This paper presents a comparison of the computation results of added resistance on ships in waves. Recently, the design of ships with less green-house gas is one of great interest in naval architecture fields. Ship designers need to find optimum hull forms with minimum resistance in ocean waves. Therefore, an accurate computation of added resistance is getting more important for the prediction of power increase on ships in random ocean waves. This study focuses on the numerical computation of added resistance in different methods. To calculate added resistance on ships in waves, three different methods are considered. One is a direct pressure integration method, another is a momentum conservation method, and the other is a radiated energy method. The direct pressure integration method and the momentum conservation method are combined with a higher-order Rankine panel method, and the radiated energy method and the momentum conservation methods are combined with the strip method. The computational results are validated by comparing them with experimental data on Wigley hull models, Series 60 hulls, and S175 containership. Reasonable agreements are observed for all the models. The study is also extended to the analysis of added resistance in short wave range. To complement the results of added resistance in short wave, the established asymptotic calculation methods are examined.

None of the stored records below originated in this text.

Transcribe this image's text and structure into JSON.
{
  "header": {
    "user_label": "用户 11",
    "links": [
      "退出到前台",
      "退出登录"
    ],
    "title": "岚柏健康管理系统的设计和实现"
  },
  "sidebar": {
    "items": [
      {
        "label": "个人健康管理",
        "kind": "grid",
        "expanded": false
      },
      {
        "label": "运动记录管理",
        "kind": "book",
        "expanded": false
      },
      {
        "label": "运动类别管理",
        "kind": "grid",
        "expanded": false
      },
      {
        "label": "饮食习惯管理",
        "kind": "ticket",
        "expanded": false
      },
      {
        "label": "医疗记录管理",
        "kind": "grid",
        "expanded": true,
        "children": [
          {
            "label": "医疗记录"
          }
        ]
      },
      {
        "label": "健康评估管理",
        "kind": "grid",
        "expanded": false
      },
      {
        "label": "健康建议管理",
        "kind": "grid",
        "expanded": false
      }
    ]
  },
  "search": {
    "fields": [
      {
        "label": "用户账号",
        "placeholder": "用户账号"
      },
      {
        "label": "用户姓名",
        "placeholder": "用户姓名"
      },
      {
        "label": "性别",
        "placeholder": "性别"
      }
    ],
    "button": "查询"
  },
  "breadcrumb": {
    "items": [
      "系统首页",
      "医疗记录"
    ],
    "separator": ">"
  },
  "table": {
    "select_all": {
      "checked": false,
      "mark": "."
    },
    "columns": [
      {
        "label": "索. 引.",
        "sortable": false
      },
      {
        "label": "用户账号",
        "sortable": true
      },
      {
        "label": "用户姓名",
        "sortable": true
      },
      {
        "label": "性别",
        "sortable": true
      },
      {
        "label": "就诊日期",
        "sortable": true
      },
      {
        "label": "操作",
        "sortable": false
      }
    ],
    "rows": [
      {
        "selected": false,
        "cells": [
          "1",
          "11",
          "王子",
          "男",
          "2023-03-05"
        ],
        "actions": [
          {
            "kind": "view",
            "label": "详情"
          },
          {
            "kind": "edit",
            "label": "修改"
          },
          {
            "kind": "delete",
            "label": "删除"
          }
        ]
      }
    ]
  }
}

When a ship navigates in waves, the ship's forward speed decreases compared to that in calm sea because of the added resistance. It is reported that the magnitude of added resistance is about 15–30% of a calm-water wave resistance (Arribas, 2007). An accurate prediction of added resistance, therefore, is important in the design of a ship with propulsion power. Moreover, in recent years, discussions at International Maritime Organization (IMO) have resulted in the development of an Energy Efficiency Design Index (EEDI) to measure how much green-house gas a ship emits per unit transport provided and to restrict green-house gas emissions from ships.